Token Counting Accuracy
Section titled “Token Counting Accuracy”Accurate cost reporting requires distinguishing three token categories: cache write (1.25x), cache read (0.1x), and uncached (1x) for Anthropic. Aider hardcodes the multipliers rather than reading them from model metadata (base_coder.py:2087–2090).

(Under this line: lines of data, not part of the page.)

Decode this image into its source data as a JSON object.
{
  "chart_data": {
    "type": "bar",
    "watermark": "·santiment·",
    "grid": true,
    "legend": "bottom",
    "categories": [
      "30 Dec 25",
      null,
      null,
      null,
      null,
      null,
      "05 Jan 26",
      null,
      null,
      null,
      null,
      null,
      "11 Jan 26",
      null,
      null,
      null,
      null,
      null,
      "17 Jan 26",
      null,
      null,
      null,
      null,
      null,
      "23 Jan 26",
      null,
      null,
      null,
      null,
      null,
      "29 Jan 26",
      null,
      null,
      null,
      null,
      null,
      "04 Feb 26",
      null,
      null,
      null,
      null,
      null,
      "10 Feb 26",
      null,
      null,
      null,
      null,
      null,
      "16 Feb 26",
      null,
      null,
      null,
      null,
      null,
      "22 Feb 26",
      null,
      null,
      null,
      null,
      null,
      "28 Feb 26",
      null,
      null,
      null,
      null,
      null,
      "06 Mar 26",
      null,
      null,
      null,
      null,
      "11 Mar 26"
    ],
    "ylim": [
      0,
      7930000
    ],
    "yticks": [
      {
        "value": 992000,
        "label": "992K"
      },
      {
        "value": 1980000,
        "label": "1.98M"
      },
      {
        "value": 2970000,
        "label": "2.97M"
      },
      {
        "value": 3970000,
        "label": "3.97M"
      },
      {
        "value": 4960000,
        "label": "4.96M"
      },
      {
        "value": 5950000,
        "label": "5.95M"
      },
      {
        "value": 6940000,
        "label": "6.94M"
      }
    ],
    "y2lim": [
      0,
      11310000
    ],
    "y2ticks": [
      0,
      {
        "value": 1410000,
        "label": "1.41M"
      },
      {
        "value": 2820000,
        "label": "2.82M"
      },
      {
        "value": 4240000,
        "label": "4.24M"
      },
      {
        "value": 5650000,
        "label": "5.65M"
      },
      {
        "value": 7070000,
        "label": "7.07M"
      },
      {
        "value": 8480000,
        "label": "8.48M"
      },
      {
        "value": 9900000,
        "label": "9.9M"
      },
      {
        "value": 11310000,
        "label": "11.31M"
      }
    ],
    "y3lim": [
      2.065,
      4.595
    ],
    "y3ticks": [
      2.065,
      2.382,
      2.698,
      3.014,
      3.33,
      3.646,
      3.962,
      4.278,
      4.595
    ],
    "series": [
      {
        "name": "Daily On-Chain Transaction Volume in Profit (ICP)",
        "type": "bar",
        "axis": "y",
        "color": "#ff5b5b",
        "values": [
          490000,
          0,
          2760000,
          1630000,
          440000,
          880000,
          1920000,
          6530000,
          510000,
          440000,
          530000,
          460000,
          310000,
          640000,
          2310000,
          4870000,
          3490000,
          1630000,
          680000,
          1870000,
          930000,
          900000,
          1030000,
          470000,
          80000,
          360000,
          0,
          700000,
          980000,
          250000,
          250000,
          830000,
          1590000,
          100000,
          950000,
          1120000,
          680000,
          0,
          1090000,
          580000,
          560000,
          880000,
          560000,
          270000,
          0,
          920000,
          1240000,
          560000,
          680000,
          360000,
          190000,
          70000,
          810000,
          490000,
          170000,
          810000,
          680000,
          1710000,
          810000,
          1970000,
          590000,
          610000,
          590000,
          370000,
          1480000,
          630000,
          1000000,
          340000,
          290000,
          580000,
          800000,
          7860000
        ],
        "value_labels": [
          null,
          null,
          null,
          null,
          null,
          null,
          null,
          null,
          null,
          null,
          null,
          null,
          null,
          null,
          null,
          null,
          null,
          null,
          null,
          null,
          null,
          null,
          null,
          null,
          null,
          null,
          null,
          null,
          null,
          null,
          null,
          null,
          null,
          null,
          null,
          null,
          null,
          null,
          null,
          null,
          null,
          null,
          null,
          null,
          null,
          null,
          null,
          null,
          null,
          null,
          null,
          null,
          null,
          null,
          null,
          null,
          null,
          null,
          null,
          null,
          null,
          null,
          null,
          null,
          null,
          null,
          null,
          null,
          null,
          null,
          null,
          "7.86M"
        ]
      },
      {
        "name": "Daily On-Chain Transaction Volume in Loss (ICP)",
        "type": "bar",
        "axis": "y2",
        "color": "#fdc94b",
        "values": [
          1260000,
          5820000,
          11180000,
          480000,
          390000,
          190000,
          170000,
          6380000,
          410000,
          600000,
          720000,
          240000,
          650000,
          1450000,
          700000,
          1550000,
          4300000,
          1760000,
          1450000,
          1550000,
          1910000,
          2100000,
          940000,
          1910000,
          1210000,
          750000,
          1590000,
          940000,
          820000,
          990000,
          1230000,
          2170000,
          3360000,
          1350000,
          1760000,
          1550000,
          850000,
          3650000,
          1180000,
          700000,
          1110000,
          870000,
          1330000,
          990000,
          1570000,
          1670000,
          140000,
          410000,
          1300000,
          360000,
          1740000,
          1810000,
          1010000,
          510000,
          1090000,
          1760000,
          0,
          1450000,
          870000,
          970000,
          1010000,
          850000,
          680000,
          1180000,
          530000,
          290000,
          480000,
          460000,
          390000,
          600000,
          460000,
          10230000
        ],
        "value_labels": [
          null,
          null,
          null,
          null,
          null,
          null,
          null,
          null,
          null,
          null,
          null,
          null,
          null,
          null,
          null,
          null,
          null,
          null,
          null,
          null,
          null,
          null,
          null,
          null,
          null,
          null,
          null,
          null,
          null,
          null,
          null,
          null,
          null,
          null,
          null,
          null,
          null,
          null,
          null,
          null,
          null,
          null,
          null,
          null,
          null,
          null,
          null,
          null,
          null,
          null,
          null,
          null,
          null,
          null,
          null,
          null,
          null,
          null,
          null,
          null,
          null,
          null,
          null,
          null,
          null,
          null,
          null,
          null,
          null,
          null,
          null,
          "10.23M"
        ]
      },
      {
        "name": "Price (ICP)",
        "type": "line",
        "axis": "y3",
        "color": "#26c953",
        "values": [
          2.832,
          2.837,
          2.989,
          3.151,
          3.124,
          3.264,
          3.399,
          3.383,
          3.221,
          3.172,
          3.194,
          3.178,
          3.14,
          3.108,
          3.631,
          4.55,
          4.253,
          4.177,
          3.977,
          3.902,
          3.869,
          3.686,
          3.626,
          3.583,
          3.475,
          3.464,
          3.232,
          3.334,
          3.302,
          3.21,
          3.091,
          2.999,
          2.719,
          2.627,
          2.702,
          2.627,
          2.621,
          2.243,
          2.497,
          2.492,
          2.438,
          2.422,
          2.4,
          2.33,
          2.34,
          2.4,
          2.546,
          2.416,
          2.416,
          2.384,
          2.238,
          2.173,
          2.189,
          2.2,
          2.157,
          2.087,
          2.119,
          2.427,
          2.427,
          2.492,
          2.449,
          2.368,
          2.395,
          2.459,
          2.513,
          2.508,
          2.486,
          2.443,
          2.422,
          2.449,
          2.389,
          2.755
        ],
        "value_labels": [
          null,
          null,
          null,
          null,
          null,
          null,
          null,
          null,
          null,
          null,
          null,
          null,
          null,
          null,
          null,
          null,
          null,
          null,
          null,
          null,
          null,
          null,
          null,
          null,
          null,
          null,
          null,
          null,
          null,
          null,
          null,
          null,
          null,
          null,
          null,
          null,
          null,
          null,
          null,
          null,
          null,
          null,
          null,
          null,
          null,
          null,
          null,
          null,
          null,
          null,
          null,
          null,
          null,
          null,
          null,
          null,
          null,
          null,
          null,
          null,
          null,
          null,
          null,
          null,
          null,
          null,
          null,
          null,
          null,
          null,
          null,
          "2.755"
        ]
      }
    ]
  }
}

If Anthropic changes pricing, the cost display will be wrong until the code is updated.
OpenOxide Blueprint
Section titled “OpenOxide Blueprint”Crate: openoxide-cache
Section titled “Crate: openoxide-cache”A provider-agnostic caching abstraction that handles marker injection, cache key management, and cost tracking.
Core Trait
Section titled “Core Trait”pub trait CacheStrategy: Send + Sync { /// Inject provider-specific cache markers into the message list. fn apply_markers(&self, messages: &mut Vec<Message>);
/// Return the cache key for this session, if the provider supports it. fn cache_key(&self) -> Option<String>;
/// Compute cost given token breakdown. fn compute_cost(&self, usage: &CacheTokenUsage, pricing: &ModelPricing) -> f64;}Provider Implementations
Section titled “Provider Implementations”pub struct AnthropicCacheStrategy { /// Positions to place cache_control markers (indices into message vec). breakpoints: Vec<BreakpointRule>,}
pub struct OpenAICacheStrategy { session_id: String,}
pub struct NoCacheStrategy; // For providers without caching supportBreakpointRule would encode the logic: “last message in the system section”, “last message in the repo section”, etc. — mirroring Aider’s ChatChunks approach but as configuration rather than hardcoded logic.
Token Usage Tracking
Section titled “Token Usage Tracking”pub struct CacheTokenUsage { pub input_tokens: u64, pub cached_read_tokens: u64, pub cached_write_tokens: u64, pub output_tokens: u64,}Cost computation should read multipliers from model metadata (not hardcode them), falling back to known defaults: Anthropic write = 1.25x, Anthropic read = 0.10x, OpenAI read = free.
Cache Warming
Section titled “Cache Warming”Implement as an optional tokio::task that sends periodic max_tokens=1 requests:
pub struct CacheWarmer { interval: Duration, // Default: 295 seconds max_pings: u32, // 0 = disabled model: ModelConfig, prefix: Vec<Message>, // Frozen prefix to send}
impl CacheWarmer { pub fn spawn(self) -> JoinHandle<()> { tokio::spawn(async move { let mut remaining = self.max_pings; while remaining > 0 { tokio::time::sleep(self.interval).await; // Send minimal completion with frozen prefix remaining -= 1; } }) }}The warmer should be cancellable (via tokio::select! with a shutdown signal) and should log cache hit rates from ping responses.
Message Assembly
Section titled “Message Assembly”Follow Codex’s approach of keeping a stable prefix and appending new content:
pub struct PromptBuilder { /// Frozen prefix — system prompt, instructions, repo map. /// Only rebuilt when explicitly invalidated. prefix: Vec<Message>, prefix_hash: u64,
/// Dynamic suffix — user messages, tool results. suffix: Vec<Message>,}
impl PromptBuilder { pub fn build(&self) -> Vec<Message> { let mut msgs = self.prefix.clone(); msgs.extend(self.suffix.iter().cloned()); msgs }
pub fn invalidate_prefix(&mut self) { // Called when repo map changes, files are added, etc. self.prefix_hash = 0; }}Track the prefix hash to detect when cache invalidation occurs, and log a warning so users know their costs may increase.
Crates
Section titled “Crates”- tree-sitter — Not directly involved, but repo map changes (which trigger cache invalidation) come from tree-sitter diffs.
- tokio — For the cache warming background task.
- serde/serde_json — For serializing provider-specific cache control markers.
- blake3 or xxhash — For fast prefix hashing to detect invalidation.